À cet égard, elle considère que la directive sur les clauses abusives ( 6 ) s’oppose à l’application de tels principes procéduraux nationaux, en vertu desquels une juridiction nationale, saisie d’un appel contre un jugement limitant dans le temps la restitution des sommes indûment payées par le consommateur en vertu d’une clause déclarée abusive, ne peut soulever d’office un moyen tiré de la violation d’une disposition de cette directive et ordonner la restitution totale desdites sommes, lorsque l’absence de contestation de cette limitation dans le temps par le consommateur concerné ne saurait être imputée à une passivité totale de la part de celui-ci. S’agissant de l’affaire au principal dont la juridiction de renvoi était saisie, la Cour précise que l’absence d’appel du consommateur concerné dans un délai approprié pouvait être imputé au fait que son délai d’appel était déjà arrivé à expiration au moment du prononcé de l’arrêt Gutiérrez Naranjo e.a., par lequel la Cour a jugé incompatible avec ladite directive la jurisprudence nationale limitant dans le temps les effets restitutoires liés à la déclaration du caractère abusif d’une clause contractuelle. Partant, dans l’affaire au principal, le consommateur concerné n’avait pas fait preuve d’une passivité totale en n’ayant pas introduit un appel. Dans ces circonstances, l’application des principes procéduraux nationaux le privant des moyens lui permettant de faire valoir ses droits au titre de la directive sur les clauses abusives est contraire au principe d’effectivité, dans la mesure où elle est de nature à rendre impossible ou excessivement difficile la protection de ces droits.

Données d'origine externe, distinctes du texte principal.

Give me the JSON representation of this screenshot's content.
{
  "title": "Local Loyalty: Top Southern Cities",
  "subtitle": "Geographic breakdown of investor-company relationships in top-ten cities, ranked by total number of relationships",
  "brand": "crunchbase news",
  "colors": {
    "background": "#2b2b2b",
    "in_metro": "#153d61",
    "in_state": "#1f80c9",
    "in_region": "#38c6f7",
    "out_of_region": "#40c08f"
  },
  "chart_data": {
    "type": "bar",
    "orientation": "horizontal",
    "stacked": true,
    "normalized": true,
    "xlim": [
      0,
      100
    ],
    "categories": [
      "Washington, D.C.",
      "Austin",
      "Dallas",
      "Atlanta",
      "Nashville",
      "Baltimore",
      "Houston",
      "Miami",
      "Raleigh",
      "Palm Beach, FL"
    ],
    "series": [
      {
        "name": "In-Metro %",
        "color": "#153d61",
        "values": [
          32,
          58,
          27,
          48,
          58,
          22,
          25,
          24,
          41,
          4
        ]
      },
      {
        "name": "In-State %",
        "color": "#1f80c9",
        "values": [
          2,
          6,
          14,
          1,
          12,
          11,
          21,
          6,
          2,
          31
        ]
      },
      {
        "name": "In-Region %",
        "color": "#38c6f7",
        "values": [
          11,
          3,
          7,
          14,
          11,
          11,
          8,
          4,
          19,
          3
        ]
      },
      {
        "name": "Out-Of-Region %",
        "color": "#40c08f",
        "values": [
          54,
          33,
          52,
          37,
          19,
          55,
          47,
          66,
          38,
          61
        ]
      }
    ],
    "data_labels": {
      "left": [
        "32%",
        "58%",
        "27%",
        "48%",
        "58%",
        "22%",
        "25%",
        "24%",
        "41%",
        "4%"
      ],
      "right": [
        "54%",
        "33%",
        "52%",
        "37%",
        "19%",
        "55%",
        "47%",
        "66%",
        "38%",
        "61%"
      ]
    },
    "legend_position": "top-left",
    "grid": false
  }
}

En quatrième et dernier lieu, la Cour se penche sur le pouvoir du juge national d’examiner d’office le caractère abusif des clauses d’un titre exécutoire lorsqu’il est saisi d’une opposition à l’exécution de ce titre.

À ce propos, elle juge que la directive sur les clauses abusives ( 7 ) et le principe d’effectivité s’opposent à une législation nationale ne permettant pas au juge de l’exécution d’une créance, saisi d’une opposition à cette exécution, d’apprécier, d’office ou à la demande du consommateur, le caractère abusif des clauses d’un contrat formant titre exécutoire, dès lors que le juge du fond, susceptible d’être saisi d’une action distincte de droit commun visant à examiner le caractère éventuellement abusif des clauses d’un tel contrat, ne peut suspendre la procédure d’exécution jusqu’à ce qu’il se prononce sur le fond que moyennant le versement d’une caution, par exemple calculée sur la base de la valeur de l’objet du recours, à un niveau qui est susceptible de décourager le consommateur à introduire et maintenir un tel recours. S’agissant de cette caution, la Cour précise que les frais qu’une action en justice entraînerait par rapport au montant de la dette contestée ne doivent pas être de nature à décourager le consommateur de saisir le juge. Or, il est vraisemblable qu’un débiteur en défaut de paiement ne dispose pas des ressources financières nécessaires pour constituer la garantie requise. Cela vaut d’autant plus si la valeur des recours formés excède largement la valeur totale du contrat, comme cela semblait être le cas dans le recours au principal.


( 1 ) Directive 93/13/CEE du Conseil, du 5 avril 1993, concernant les clauses abusives dans les contrats conclus avec les consommateurs (JO 1993, L 95, p. 29, ci-après la « directive sur les clauses abusives »).

( 2 ) Arrêt du 21 décembre 2016, Gutiérrez Naranjo e.a. (C‑154/15, C‑307/15 et C‑308/15, EU:C:2016:980). Dans cet arrêt, la Cour a jugé, en substance, que la jurisprudence du Tribunal Supremo (Cour suprême, Espagne) imposant une limitation dans le temps pour la restitution des montants indûment versés par les consommateurs aux banques sur la base d’une clause abusive, connue sous le nom de clause « plancher », était contraire à l’article 6, paragraphe 1, de la directive sur les clauses abusives et que ces derniers ont donc droit à la restitution intégrale de ces montants en vertu de cette disposition.

( 3 ) Notamment l’article 6, paragraphe 1, et l’article 7, paragraphe 1, de cette directive.

( 4 ) Idem.

( 5 ) Idem.

( 6 ) Notamment l’article 6, paragraphe 1, de cette directive.

( 7 ) Notamment l’article 6, paragraphe 1 et l’article 7, paragraphe 1, de cette directive.